Over the past few decades, philosophers and scientists have begun to engage with each other more fully than in the past, in the realisation that moving the study of consciousness forward will most likely require input from both sides, and perhaps even an entirely new way of approaching the subject. In part, this involves specifying exactly which questions science is attempting to answer. One of the best-known examples of this has been provided by the Australian philosopher David Chalmers, who distinguishes between what he calls the easy problems and the hard problem of consciousness. The easy problems are those which can be addressed by science as it stands, and concern those processes occurring in the brain and central nervous system which can be detected and measured – or, at least, may well be in the not-too-distant future, as the technology to investigate such mechanisms advances. Examples include how memories are created, stored and retrieved, and how our brains deal with a situation in which we are required to make a decision. In both cases it is possible to monitor what is happening in the brain, but much more difficult to understand how these changes relate to the phenomenon of being conscious.

The hard problem is much the same as the mind-body problem, in that it involves explaining how the physical processes of the brain result in consciousness.
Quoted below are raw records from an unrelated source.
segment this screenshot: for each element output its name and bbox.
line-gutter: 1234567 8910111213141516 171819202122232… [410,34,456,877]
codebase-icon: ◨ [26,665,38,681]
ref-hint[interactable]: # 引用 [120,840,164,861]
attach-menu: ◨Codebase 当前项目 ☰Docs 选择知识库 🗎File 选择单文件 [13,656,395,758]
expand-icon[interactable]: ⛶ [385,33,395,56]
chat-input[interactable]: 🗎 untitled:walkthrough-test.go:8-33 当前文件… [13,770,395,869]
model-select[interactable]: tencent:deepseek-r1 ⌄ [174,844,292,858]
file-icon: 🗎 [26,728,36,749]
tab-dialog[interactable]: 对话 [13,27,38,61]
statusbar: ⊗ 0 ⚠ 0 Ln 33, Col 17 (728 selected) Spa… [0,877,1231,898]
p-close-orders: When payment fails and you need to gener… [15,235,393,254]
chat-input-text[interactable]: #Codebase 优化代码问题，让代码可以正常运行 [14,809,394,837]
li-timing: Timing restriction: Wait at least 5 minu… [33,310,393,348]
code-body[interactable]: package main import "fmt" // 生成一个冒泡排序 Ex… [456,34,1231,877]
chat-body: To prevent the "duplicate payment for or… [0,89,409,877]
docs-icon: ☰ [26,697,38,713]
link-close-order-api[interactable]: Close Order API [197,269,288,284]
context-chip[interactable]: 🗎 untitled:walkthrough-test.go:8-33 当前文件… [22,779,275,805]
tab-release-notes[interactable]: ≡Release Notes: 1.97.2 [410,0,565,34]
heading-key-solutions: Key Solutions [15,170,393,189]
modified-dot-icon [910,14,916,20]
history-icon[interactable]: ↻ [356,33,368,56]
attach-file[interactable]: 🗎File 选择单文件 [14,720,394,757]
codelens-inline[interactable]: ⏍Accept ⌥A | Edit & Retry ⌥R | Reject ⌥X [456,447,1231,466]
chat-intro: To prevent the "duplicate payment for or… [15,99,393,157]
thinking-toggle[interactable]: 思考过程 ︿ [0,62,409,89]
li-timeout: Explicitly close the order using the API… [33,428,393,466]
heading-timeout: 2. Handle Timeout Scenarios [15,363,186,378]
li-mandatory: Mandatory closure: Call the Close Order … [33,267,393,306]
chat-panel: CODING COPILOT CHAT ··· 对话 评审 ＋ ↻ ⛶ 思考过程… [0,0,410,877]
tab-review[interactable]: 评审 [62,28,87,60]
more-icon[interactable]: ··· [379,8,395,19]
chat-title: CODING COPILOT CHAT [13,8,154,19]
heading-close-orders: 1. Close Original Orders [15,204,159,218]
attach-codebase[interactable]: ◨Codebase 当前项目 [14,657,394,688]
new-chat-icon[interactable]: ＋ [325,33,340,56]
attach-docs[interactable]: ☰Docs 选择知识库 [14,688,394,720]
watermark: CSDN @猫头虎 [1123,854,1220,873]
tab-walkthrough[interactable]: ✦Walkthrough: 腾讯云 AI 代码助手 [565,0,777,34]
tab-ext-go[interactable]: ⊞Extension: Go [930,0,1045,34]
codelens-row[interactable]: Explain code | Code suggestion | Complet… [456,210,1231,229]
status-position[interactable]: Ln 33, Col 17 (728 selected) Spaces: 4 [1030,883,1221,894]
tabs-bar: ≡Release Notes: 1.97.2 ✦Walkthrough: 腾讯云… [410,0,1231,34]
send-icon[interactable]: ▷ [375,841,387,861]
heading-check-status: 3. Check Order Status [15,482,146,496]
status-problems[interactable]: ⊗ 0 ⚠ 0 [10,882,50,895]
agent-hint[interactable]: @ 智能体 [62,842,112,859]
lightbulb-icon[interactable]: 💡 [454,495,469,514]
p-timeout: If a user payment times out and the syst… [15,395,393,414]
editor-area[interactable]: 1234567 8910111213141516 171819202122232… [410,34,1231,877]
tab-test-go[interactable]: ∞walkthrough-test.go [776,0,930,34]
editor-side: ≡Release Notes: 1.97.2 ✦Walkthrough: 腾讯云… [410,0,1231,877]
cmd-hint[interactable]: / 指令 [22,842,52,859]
According to Chalmers, it is distinct from the easy problems because it requires an explanation of a subjective experience that is unique to the individual having that experience. One way of thinking about it was articulated by the American philosopher Thomas Nagel, who posed the question, “What is it like to be a bat?” We have, of course, not the slightest idea of what it would be like – the point being that if were able to work out all the electrochemical processes going on in a bat’s brain, we might get to know a great deal more about bats than we do now. However, we would still have no idea what it is like to experience the world from a bat’s point of view.

Not all philosophers accept that the hard problem exists in the way Chalmers and Nagel suggest – among them Daniel Dennett, who argues that, as neuroscience increases our knowledge of how the brain works, we are gradually getting closer to understanding consciousness, even if there is a long way to go. This has been likened to a computer engineer assembling a computer from its constituent parts, so that once it is put together correctly and switched on, it will become apparent how the internal structure relates to the overall functioning of the computer. Needless to say, we are nowhere near understanding how all the functions of the brain work, but if this analogy proves to be accurate, then at least there is a possibility that we will be able to unravel one of the great mysteries of science at some point in the future.

Alternative Theories

At the University of Wisconsin-Madison, the Italian neuroscientist Giulio Tononi has been working on a theory of what consciousness actually is and how it can be measured. This is called the integrated information theory, which, rather than attempting to understand how the functioning of the brain leads to consciousness, takes the approach of starting with consciousness to identify its properties and, from there, working out what physical mechanisms are necessary to account for those properties. According to Tononi, two of the principal properties needed for a system to be conscious are that it receives information and that it integrates that information together into a unified whole.

Clearly there are more aspects to consciousness, but here we have the beginnings of a way in which it can be quantified and studied. This may ultimately lead to a full or much better understanding of what consciousness is.